Areas of Practice

Company Structure

Legal form
International business companies –IBCs (Off –shore) may be registered in Cyprus under the legal forms which follow:-
Any person whether an EU national or not and any legal entity wherever incorporated can be a shareholder of a Cyprus company.

  • • Company incorporated in Cyprus
  • • Branch of an overseas company registered in Cyprus
  • • General or limited partnership registered in Cyprus

 

Private or public companies are registered in Cyprus under the Companies Law which is almost identical to the United Kingdom's former Companies Act 1948.


A branch of an overseas company may be registered in Cyprus under the relevant section of the Companies Law. A branch does not constitute a legal entity different from that of its founding overseas company.

Partnerships are registered in Cyprus under the Partnership and Business Names Law which is also based on English Legislation. A partnership may consist of 2 to 20 natural or legal persons carrying on a business in common with a view to profit.

The company name
List of proposed names approved by the Registrar of Companies is freely available to interested clients.
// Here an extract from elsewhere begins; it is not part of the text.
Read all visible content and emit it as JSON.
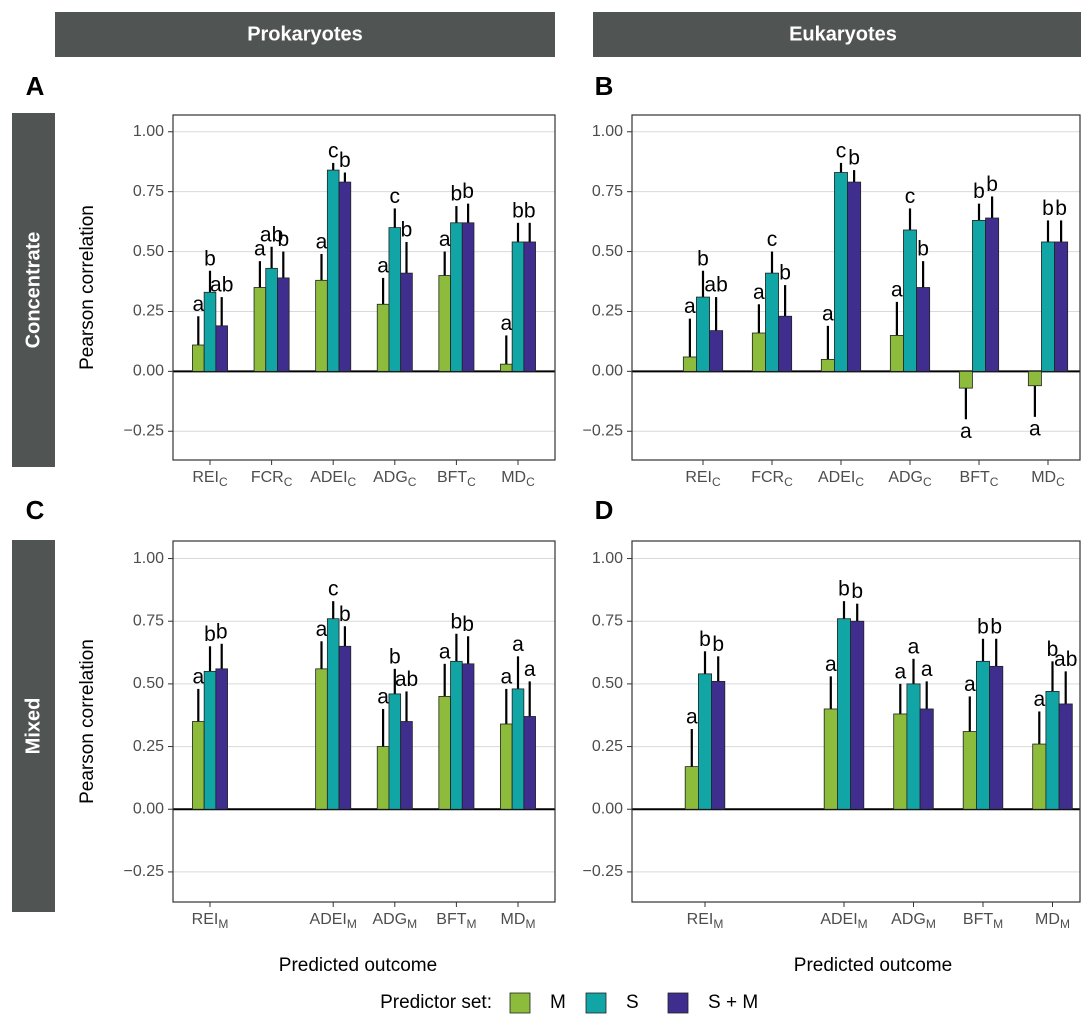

As regards a client wishing a particular name of their choice no difficulties are faced for obtaining approval subject to the following:

  • • The Registrar is unlikely to accept a name if it is too similar to that of an existing name, is considered misleading or too general, it suggests national or international connection, it includes words such as Insurance, Bank, Financial Services etc.
  • • The word limited must be at the end of each company's name, except in some special cases e.g. charitable objects.

 

The Memorandum and Articles of Association
The Memorandum of Association defines and limits the company's powers particularly as regards its dealings with the outside world. The company's objects should be as wide as possible so as to enable it to engage in any kind of business or activity, without this being ultra vires and therefore void. In addition to the above the memorandum of association stresses the fact that the liability of the company's members is limited and shows the amount of share capital with which the company proposes to be registered and the division thereof into shares of a fixed amount.

The purpose of the Articles of Association is to set out the rules governing the company's internal affairs (e.g. general meetings, voting rights, share transfers, directors’ powers, accounts and audit etc).

Share capital
Company shares must be denominated in Euro currency. Company shares are nominative and thus cannot be issued to the bearer.
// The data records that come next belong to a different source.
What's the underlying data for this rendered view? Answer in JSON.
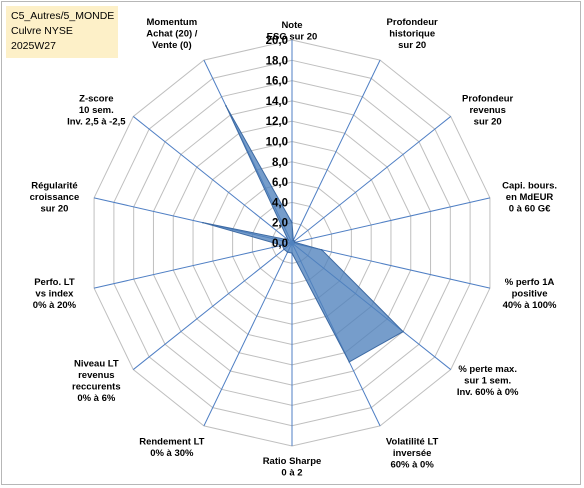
{
  "info_box": {
    "line1": "C5_Autres/5_MONDE",
    "line2": "Culvre NYSE",
    "line3": "2025W27"
  },
  "chart_data": {
    "type": "radar",
    "title": "",
    "rmin": 0,
    "rmax": 20,
    "ticks": [
      "0,0",
      "2,0",
      "4,0",
      "6,0",
      "8,0",
      "10,0",
      "12,0",
      "14,0",
      "16,0",
      "18,0",
      "20,0"
    ],
    "grid": true,
    "axes": [
      {
        "lines": [
          "Note",
          "ESG sur 20"
        ]
      },
      {
        "lines": [
          "Profondeur",
          "historique",
          "sur 20"
        ]
      },
      {
        "lines": [
          "Profondeur",
          "revenus",
          "sur 20"
        ]
      },
      {
        "lines": [
          "Capi. bours.",
          "en MdEUR",
          "0 à 60 G€"
        ]
      },
      {
        "lines": [
          "% perfo 1A",
          "positive",
          "40% à 100%"
        ]
      },
      {
        "lines": [
          "% perte max.",
          "sur 1 sem.",
          "Inv. 60% à 0%"
        ]
      },
      {
        "lines": [
          "Volatilité LT",
          "inversée",
          "60% à 0%"
        ]
      },
      {
        "lines": [
          "Ratio Sharpe",
          "0 à 2"
        ]
      },
      {
        "lines": [
          "Rendement LT",
          "0% à 30%"
        ]
      },
      {
        "lines": [
          "Niveau LT",
          "revenus",
          "reccurents",
          "0% à 6%"
        ]
      },
      {
        "lines": [
          "Perfo. LT",
          "vs index",
          "0% à 20%"
        ]
      },
      {
        "lines": [
          "Régularité",
          "croissance",
          "sur 20"
        ]
      },
      {
        "lines": [
          "Z-score",
          "10 sem.",
          "Inv. 2,5 à -2,5"
        ]
      },
      {
        "lines": [
          "Momentum",
          "Achat (20) /",
          "Vente (0)"
        ]
      }
    ],
    "series": [
      {
        "values": [
          2.0,
          0.3,
          0.3,
          0.3,
          3.0,
          14.0,
          13.0,
          1.0,
          1.0,
          1.0,
          1.0,
          9.0,
          0.5,
          15.0
        ],
        "color": "#4f81bd"
      }
    ]
  }
}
The minimum paid up capital is €1,000 for a company without a fully fledged office in Cyprus and €20,000 for those that will employ expatriate staff.

Companies intending to render insurance, banking or financial services to the public at large are subject to additional capital requirements or guarantees.

Nominee shareholders

Our firm will provide nominee shareholders one shareholder may hold up to 100% of the shares.

If confidentiality is deemed necessary the use of nominee shareholders should be considered. The nominee prepares and delivers to the beneficial owner a properly created trust document. The names of the beneficial owners, and their identity is protected by rules of absolute secrecy and legal professional privilege and confidentiality. The public records kept at the Department of the Registrar and Official Receiver show only the names of the registered owners (nominees)

Directors
Our firm will provide “nominee Directors”
Every company must have at least one director. The articles of the company stipulate most of the powers which the directors enjoy. Moreover the Companies Law and general principles of Law ultimately govern and set the limits of the director(s) powers. Whatever the articles of association may provide, the ultimate control for the appointment and removal of directors rests with the members of the company.A company by power of attorney can assign all the powers to operate the company to a third party usually the beneficial owner of the company or his representative. 

Secretary
Our firm will appoint the secretary
The secretary is appointed by and is responsible to the directors and is recognised by the law as an important ‘officer' of the company. The responsibilities of the secretary vary from company to company but they generally include the job of maintaining the statutory books and the minute books.

Registered office
Our firm will provide the registered office
Every company must have a registered office. The registered office is the place where writs, summonses, notices, orders and other official documents can be served upon the company.